Verilere göre Ankara'da haziran ayında kurulan şirket sayısının 1158, kapanan şirket sayısının 229 olduğunu bildiren Çamur, şu ifadeleri kullandı:
"Geçen yılın aynı döneminde kurulan şirket sayısı 891, kapanan şirket sayısı 109 idi. Bu yılın ilk 6 ayında ise Ankara'da 5 bin 926 şirket kurulmuş, 965 şirket kapanmış. Geçen yılın aynı döneminde kurulan şirket sayısı 5 bin 226, kapanan şirket sayısı ise 442 olmuş. Kurulan şirket sayısındaki artış ne kadar umut verici ise kapanan şirket sayısındaki artış da o kadar kaygı verici düzeyde."
Çamur, savaş, salgın, enflasyon gibi küresel piyasalarda dengeleri alt üst eden gelişmelerin art arda yaşandığı bir dönemde Türkiye'nin hiçbir fırsatı kaçırmaması, yeni fırsatlara, yeni pazarlara, yeni ürünlere odaklanması gerektiğine dikkati çekti.
Çamur, dünyadaki yeni ticaret fırsatlarının değerlendirilmesi noktasında Türkiye'nin daha iştahlı hareket etmesi, diğer yandan da beklenen resesyona karşı üreticinin finansal yönden desteklenmesinin önemini vurguladı.
- "Finansal destekler ulaşılabilir olmalı"
ABD ve Avrupa Birliği (AB) ülkelerinin, ne zaman biteceği bilinmeyen Rusya-Ukrayna Savaşı nedeniyle alternatif pazar arayışında olduğuna işaret eden Çamur, şu değerlendirmede bulundu:
"Devam eden savaş, küresel piyasalarda beklenen resesyon endişesi ve bunların söz konusu pazarların ekonomisinde yaratacağı yavaşlama bizi de çok yakından ilgilendiriyor. Özellikle de ihracat yapan firmalarımız bu yavaşlamadan mutlaka etkilenecektir. Ekonomisi ihracata dayalı büyüyen, ihracatta en büyük pazarı AB ülkeleri olan Türkiye için ürün ve pazar çeşitliliğini artırmaktan başka çare yok.
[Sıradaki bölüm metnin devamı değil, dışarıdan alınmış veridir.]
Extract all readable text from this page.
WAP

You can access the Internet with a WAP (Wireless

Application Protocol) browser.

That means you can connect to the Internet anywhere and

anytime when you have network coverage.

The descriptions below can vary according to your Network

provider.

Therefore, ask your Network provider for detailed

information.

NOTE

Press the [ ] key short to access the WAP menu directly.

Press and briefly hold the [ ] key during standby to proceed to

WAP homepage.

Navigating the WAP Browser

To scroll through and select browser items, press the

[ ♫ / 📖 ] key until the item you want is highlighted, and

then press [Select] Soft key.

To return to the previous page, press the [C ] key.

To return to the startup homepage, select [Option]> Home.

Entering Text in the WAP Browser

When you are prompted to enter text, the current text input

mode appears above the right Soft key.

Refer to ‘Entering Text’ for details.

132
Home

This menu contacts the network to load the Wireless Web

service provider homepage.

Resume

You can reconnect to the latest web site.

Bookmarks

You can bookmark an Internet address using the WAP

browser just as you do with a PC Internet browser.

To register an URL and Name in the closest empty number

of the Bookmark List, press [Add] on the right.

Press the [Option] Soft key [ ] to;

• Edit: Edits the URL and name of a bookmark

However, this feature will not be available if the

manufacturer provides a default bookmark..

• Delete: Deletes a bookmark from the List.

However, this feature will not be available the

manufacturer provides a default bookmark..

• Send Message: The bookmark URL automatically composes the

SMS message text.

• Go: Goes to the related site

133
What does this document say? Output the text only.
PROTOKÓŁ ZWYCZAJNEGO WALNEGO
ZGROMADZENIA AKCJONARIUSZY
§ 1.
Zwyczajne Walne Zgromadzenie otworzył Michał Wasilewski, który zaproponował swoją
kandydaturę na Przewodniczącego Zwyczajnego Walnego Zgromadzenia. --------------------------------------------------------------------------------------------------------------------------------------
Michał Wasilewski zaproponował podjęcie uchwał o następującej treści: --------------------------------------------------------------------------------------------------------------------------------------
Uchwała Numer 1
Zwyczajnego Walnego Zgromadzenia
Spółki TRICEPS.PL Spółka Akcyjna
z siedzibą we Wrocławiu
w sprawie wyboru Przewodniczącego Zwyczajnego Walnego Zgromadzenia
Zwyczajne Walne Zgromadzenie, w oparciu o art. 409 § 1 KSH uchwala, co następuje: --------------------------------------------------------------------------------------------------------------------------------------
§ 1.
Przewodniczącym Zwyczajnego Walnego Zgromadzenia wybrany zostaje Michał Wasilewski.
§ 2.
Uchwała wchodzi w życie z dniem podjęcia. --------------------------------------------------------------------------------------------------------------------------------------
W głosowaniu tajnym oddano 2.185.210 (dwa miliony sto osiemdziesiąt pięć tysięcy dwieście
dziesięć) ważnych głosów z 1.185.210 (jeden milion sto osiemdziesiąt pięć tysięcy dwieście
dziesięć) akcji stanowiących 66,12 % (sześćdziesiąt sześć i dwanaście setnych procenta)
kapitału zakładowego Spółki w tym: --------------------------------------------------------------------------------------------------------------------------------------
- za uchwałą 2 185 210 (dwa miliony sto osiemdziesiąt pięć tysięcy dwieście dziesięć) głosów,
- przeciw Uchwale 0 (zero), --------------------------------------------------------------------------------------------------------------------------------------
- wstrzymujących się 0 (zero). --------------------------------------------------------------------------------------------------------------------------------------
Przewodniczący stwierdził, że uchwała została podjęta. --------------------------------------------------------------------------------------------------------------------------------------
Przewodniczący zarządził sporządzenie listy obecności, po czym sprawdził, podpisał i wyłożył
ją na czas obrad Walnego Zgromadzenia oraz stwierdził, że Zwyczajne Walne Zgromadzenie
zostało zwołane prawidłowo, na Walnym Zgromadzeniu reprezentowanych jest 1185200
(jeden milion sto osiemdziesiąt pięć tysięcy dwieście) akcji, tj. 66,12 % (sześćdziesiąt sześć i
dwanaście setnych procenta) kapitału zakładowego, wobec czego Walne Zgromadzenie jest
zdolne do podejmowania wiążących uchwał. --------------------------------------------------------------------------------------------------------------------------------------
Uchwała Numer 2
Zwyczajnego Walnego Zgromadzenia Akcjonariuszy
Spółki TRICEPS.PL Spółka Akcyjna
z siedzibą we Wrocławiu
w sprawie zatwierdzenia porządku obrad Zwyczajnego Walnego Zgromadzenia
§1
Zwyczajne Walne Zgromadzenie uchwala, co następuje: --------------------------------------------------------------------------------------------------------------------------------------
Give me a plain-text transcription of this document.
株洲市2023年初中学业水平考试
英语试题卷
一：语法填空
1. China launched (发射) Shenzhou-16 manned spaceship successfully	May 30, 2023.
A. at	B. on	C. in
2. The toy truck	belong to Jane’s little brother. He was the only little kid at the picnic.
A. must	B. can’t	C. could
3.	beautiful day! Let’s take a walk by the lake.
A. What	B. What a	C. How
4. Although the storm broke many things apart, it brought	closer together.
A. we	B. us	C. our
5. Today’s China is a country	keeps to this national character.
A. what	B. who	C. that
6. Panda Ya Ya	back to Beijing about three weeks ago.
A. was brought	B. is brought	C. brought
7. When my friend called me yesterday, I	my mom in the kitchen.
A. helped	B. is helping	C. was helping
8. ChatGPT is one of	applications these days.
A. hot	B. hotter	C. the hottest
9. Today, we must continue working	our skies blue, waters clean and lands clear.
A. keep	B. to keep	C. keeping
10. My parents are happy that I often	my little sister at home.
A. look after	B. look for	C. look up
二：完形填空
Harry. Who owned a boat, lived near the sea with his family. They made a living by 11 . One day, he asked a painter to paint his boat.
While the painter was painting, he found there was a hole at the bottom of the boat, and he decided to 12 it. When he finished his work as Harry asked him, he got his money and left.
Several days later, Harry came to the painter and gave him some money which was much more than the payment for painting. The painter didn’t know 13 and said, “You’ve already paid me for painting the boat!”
Uluslararası standartlara uygun ve katma değeri yüksek ürünlerin üretimi, alternatif pazar arayışı ve avantajlı olduğumuz alanlarda vereceğimiz savaş çok önemli. En önemlisi de Türk üreticisinin, ihracatçısının bütün bu olumsuzluklara karşı hareket kabiliyetini artıracak, genişletecek, çarklarını çevirecek finansal desteklere ulaşabilir olması."